Je suis surpris par la désertion du lieu qui devrait grouiller de jeunesse. Le dis à Jéjé.
Il hausse ses puissantes épaules moricaudes :
— Tu n'as pas vu les affiches recouvrant la région ? C'est la finale de la coupe de foot-ball américain, à Miami.
Je n'avais pas pris garde.
La tire s'avance jusqu'à un assez vaste parking susceptible d'accueillir une bonne centaine de guindes. Ne s'y trouve qu'une antédiluvienne Ford aux pneus à plat, agonisant sous la poussière.
— Arrête-toi près de cet os ! commandé-je.
Le gussier obéit.
Je tends le deuxième feu gonflant ma poche à notre Valeureux.
— Fais descendre le chauffeur et fouille-le.
Il en est fait selon ma volonté.
Tout ce que le Noirpiot dégage de ses hardes, c'est une matraque de caoutchouc.
Je file un coup de coude au Mammouth somnoleur.
— A toi, l'abbé !
— Il s'agisse de quoive ? demande-t-il, mal réveillé.
— Surveille ce petit vilain tout moche pendant que Jérémie examinera la place conducteur. J'ai, comme lui, le curieux pressentiment qu'il nous a baisé la gueule à un moment donné.

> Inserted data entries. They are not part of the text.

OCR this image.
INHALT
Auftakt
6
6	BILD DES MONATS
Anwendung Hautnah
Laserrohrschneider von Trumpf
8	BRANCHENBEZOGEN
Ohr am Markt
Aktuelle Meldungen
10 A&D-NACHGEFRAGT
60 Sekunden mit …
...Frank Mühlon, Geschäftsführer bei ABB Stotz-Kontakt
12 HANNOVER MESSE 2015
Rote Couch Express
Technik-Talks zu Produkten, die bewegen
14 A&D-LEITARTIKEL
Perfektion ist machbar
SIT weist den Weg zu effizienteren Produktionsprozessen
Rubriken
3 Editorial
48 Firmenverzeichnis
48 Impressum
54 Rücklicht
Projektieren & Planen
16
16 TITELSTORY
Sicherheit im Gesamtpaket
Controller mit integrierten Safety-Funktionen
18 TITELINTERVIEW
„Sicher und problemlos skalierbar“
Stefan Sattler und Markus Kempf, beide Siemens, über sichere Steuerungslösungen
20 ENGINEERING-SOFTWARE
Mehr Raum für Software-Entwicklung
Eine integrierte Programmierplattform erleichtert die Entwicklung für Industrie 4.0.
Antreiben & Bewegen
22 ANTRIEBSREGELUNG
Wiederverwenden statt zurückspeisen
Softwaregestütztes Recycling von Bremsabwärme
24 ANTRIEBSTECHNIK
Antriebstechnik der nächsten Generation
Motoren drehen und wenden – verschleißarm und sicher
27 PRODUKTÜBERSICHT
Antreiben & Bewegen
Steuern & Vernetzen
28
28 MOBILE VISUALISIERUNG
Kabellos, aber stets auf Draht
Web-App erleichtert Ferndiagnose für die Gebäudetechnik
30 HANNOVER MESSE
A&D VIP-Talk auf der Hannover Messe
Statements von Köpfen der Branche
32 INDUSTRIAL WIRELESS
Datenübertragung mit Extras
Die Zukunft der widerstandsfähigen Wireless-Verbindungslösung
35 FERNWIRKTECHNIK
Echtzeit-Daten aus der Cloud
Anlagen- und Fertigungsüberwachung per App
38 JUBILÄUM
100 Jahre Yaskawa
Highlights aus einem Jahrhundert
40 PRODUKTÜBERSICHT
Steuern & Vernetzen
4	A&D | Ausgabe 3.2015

— Fais-toi pas d'mouron, grand. S'il bronche, j' le décortique comme un' langoust' mayonnaise !
Ma main transpercée me fait durement souffrir. L'impression qu'un rongeur féroce me la grignote de ses dents pointues. Je la tiens en l'air pour moins sentir le sang marteler la plaie. Pourvu que cette vomissure de crapaud ne m'ait pas sectionné quelques nerfs ; je ne suis pas bonnard pour me coltiner une paluche nazée.
Devant moi, le Prince Noir s'affaire, et puis émet un sifflement qui me trémulse les cages à miel.
— Du nouveau ? m'enquiers-je.
— Un peu. Regarde !
Il fait pivoter le rétroviseur, lequel est très grand, comme toujours sur les voitures amerloques.
J'avise le minuscule appareil posé derrière la glace. Un point lumineux vert est niché à la base de l'instrument, preuve qu'il est branché.
— Je le savais, grogné-je. Ce dispositif permet à une centrale de positionner ce véhicule et de recevoir les signaux qu'il émet.
— Il a établi le contact sans que nous nous en apercevions, explique Vendredi. Nous devons nous attendre à une intervention de ses complices.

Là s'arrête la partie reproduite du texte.